Decine di carcasse di automobili rubate, cannibalizzate e poi incendiate sono state trovate nelle campagne tra Carapelle e Orta Nova, nel Foggiano. A denunciare l’ennesimo episodio di degrado ambientale è stato Giuseppe Marasco, comandante degli ispettori ambientali territoriali forestali Civilis, durante un’attività di controllo del territorio.
Secondo quanto riferito, i veicoli abbandonati sarebbero stati dati alle fiamme in più punti delle aree rurali, provocando danni anche alla vegetazione circostante.
Danneggiati alberi di mandorlo
In alcuni casi i roghi avrebbero coinvolto anche coltivazioni agricole. Marasco riferisce infatti che le fiamme hanno danneggiato una trentina di alberi di mandorlo presenti nelle vicinanze delle carcasse incendiate.
“Non è la prima volta che troviamo questo scempio”, denuncia il comandante degli ispettori ambientali.
“Le carcasse diventano innesco per i roghi”
Secondo Civilis, uno dei problemi principali sarebbe la mancata rimozione tempestiva delle carcasse abbandonate nelle campagne.
“Le carcasse non vengono rimosse e diventano innesco per i roghi. Così si brucia la campagna, si avvelena la terra e si fa un danno irreparabile”, afferma Marasco.

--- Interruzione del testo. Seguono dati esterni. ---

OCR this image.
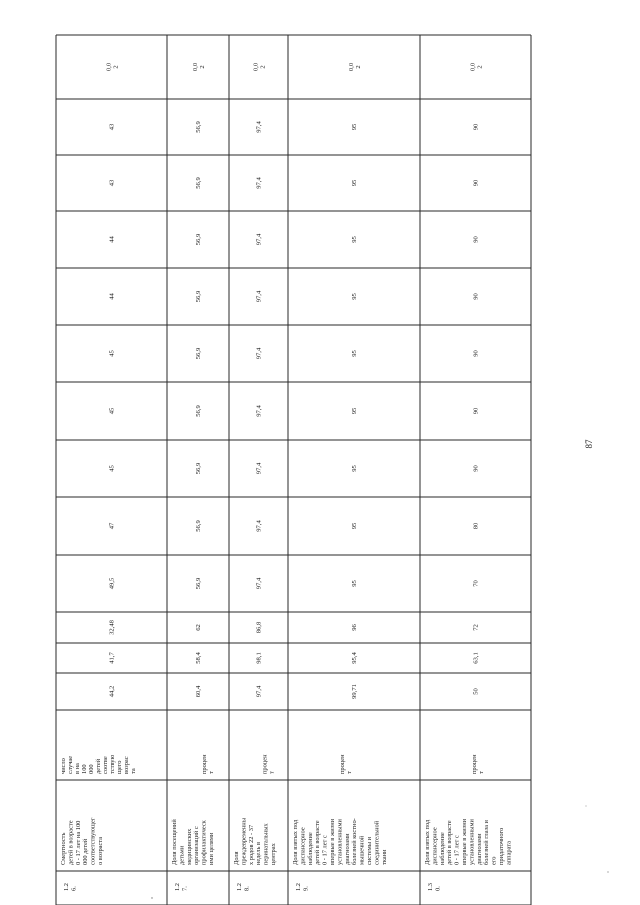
1.2 6.
Смертность детей в возрасте 0 - 17 лет на 100 000 детей соответствующег о возраста
число случае в на 100 000 детей соотве тствую щего возрас та
44,2
41,7
32,48
49,5
47
45
45
45
44
44
43
43
0,0 2
1.2 7.
Доля посещений детьми медицинских организаций с профилактическ ими целями
процен т
60,4
58,4
62
56,9
56,9
56,9
56,9
56,9
56,9
56,9
56,9
56,9
0,0 2
1.2 8.
Доля преждевременны х родов 22 - 37 недель в перинатальных центрах
процен т
97,4
98,1
86,8
97,4
97,4
97,4
97,4
97,4
97,4
97,4
97,4
97,4
0,0 2
1.2 9.
Доля взятых под диспансерное наблюдение детей в возрасте 0 - 17 лет с впервые в жизни установленными диагнозами болезней костно- мышечной системы и соединительной ткани
процен т
99,71
95,4
96
95
95
95
95
95
95
95
95
95
0,0 2
1.3 0.
Доля взятых под диспансерное наблюдение детей в возрасте 0 - 17 лет с впервые в жизни установленными диагнозами болезней глаза и его придаточного аппарата
процен т
50
63,1
72
70
80
90
90
90
90
90
90
90
0,0 2
87
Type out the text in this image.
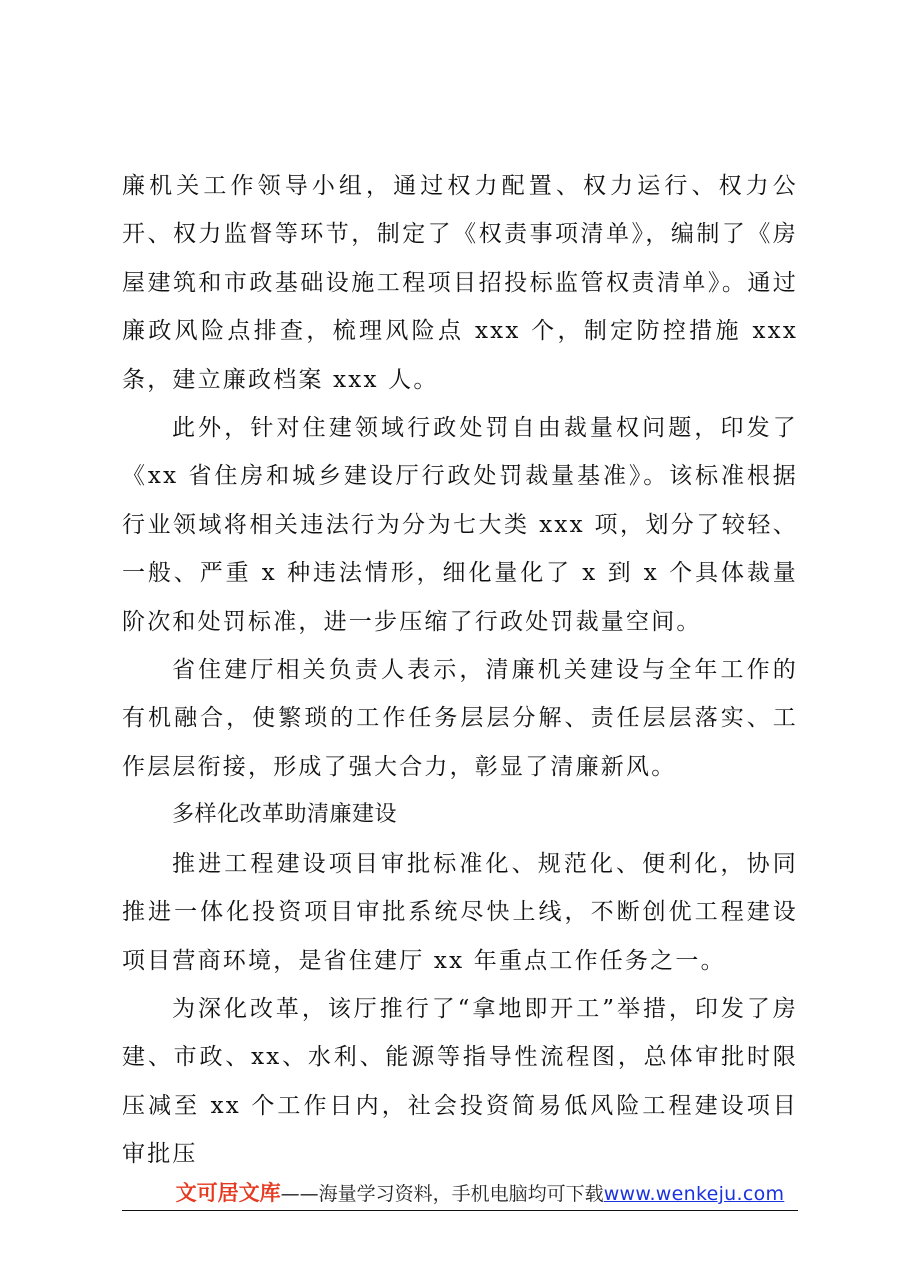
廉机关工作领导小组，通过权力配置、权力运行、权力公开、权力监督等环节，制定了《权责事项清单》，编制了《房屋建筑和市政基础设施工程项目招投标监管权责清单》。通过廉政风险点排查，梳理风险点 xxx 个，制定防控措施 xxx 条，建立廉政档案 xxx 人。

此外，针对住建领域行政处罚自由裁量权问题，印发了《xx 省住房和城乡建设厅行政处罚裁量基准》。该标准根据行业领域将相关违法行为分为七大类 xxx 项，划分了较轻、一般、严重 x 种违法情形，细化量化了 x 到 x 个具体裁量阶次和处罚标准，进一步压缩了行政处罚裁量空间。

省住建厅相关负责人表示，清廉机关建设与全年工作的有机融合，使繁琐的工作任务层层分解、责任层层落实、工作层层衔接，形成了强大合力，彰显了清廉新风。

多样化改革助清廉建设

推进工程建设项目审批标准化、规范化、便利化，协同推进一体化投资项目审批系统尽快上线，不断创优工程建设项目营商环境，是省住建厅 xx 年重点工作任务之一。

为深化改革，该厅推行了“拿地即开工”举措，印发了房建、市政、xx、水利、能源等指导性流程图，总体审批时限压减至 xx 个工作日内，社会投资简易低风险工程建设项目审批压

文可居文库——海量学习资料，手机电脑均可下载www.wenkeju.com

L’allarme riguarda non solo l’impatto ambientale immediato ma anche le possibili conseguenze sull’ecosistema agricolo e sulla qualità del terreno.
La richiesta di interventi urgenti
Gli ispettori ambientali chiedono ora un intervento rapido delle forze dell’ordine e degli enti competenti per il sequestro delle aree interessate, la bonifica dei siti e la rimozione delle carcasse.
Il fenomeno delle auto rubate smontate e poi incendiate nelle campagne della provincia di Foggia continua infatti a rappresentare una criticità ricorrente, soprattutto nelle aree rurali dei Cinque Reali Siti.